Charles Holmes Van Brunt (December 26, 1835 – May 26, 1905) was an American lawyer and judge from New York.

== Life ==
Van Brunt was born on December 26, 1835, in Bay Ridge, New York, the son of farmer Albert Nicholas Van Brunt and Mary Holmes.

After attending school in Brooklyn, Van Brunt graduated from New York University in 1856. He then studied law in the New York City firm Leonard & Hoffman, ran by Commissioner of Appeals William H. Leonard and future New York governor John T. Hoffman. He was admitted to the bar in 1858 and spent several years with the law firm, first as confidential clerk then as a partner. He served as counsel to the city chamberlain.

In 1869, Van Brunt became a Judge for the Court of Common Pleas for the City and County of New York. He served there until 1883, when he was elected to the New York Supreme Court. He was re-elected to the Supreme Court in 1897. In 1886, he was appointed Presiding Justice of the General Term of the Supreme Court, First Department. In 1896, when the Appellate Division, First Judicial Department was formed, Governor Morton appointed him Presiding Justice of the court. In 1903, he caused controversy when he accepted the position of president of the Windsor Trust Company, which he insisted was an honorary role.
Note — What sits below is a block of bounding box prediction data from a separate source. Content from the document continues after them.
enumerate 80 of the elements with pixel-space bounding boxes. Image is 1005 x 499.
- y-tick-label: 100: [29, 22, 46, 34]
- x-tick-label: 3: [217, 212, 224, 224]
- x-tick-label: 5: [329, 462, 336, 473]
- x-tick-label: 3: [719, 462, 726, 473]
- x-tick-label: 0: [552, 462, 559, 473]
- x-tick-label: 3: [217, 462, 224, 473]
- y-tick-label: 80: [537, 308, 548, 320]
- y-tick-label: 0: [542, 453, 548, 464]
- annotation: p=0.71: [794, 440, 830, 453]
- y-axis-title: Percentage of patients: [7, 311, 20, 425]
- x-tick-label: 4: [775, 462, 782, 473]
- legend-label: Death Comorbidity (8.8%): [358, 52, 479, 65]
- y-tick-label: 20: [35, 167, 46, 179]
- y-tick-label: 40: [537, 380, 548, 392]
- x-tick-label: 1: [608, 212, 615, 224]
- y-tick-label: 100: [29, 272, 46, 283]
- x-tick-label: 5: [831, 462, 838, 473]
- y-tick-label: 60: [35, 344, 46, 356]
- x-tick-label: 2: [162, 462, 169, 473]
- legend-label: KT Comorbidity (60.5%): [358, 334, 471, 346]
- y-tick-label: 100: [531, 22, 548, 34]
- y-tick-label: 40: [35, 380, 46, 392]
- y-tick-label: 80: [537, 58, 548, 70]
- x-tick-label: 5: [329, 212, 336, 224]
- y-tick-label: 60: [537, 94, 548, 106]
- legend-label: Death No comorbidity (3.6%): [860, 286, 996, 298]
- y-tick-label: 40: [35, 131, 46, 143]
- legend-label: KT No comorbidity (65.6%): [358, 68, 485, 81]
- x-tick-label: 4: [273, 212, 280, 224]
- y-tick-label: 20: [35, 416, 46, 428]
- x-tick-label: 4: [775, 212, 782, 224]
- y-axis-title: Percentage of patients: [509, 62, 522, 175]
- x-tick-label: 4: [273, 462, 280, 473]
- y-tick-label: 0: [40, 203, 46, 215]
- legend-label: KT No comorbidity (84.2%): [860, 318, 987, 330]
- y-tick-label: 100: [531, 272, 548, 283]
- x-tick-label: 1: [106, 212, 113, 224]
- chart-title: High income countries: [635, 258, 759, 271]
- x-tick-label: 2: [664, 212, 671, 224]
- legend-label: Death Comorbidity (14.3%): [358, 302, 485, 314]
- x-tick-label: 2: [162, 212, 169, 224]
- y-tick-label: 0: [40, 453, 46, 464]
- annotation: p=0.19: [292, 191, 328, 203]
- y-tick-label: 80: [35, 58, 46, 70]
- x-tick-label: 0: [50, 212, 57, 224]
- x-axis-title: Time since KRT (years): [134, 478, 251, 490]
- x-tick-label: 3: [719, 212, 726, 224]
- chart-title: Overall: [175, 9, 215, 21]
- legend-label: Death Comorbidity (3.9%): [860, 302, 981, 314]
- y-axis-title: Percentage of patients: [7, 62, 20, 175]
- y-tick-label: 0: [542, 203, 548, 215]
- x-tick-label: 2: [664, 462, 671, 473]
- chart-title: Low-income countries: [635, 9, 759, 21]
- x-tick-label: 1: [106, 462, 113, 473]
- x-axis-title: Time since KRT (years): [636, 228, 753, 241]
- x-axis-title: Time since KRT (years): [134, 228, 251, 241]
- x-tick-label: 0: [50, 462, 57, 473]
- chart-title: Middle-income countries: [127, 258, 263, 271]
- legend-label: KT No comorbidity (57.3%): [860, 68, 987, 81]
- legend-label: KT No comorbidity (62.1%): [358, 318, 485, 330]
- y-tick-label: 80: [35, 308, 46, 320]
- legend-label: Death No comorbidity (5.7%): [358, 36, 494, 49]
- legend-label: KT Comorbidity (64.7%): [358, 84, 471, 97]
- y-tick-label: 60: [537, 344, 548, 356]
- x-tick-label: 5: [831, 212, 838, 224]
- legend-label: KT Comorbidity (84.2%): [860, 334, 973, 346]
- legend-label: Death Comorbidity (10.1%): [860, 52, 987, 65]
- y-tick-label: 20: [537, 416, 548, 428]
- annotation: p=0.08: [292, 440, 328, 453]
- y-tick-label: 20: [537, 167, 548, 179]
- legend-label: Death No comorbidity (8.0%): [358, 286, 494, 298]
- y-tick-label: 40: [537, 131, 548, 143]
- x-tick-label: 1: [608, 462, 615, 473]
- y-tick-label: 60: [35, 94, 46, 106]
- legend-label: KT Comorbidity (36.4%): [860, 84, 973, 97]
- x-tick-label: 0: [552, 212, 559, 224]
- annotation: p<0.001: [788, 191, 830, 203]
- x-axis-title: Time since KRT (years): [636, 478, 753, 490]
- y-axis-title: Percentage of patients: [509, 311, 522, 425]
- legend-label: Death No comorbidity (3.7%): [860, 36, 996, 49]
Van Brunt was a member of the Lotos Club, the New York Yacht Club, the Manhattan Club, the Saint Nicholas Society, the American Museum of Natural History, the Metropolitan Museum of Art, the Liederkranz Society. He was married twice. In 1874, he married Jennie E. Bull of Rochester. His children were lawyer Arthur H., Georgie, and Mrs. Andreas.

Van Brunt died from heart disease on the Brooklyn Bridge, while on his way to Brooklyn with his daughter Georgie, on May 26, 1905. He was buried in Green-Wood Cemetery.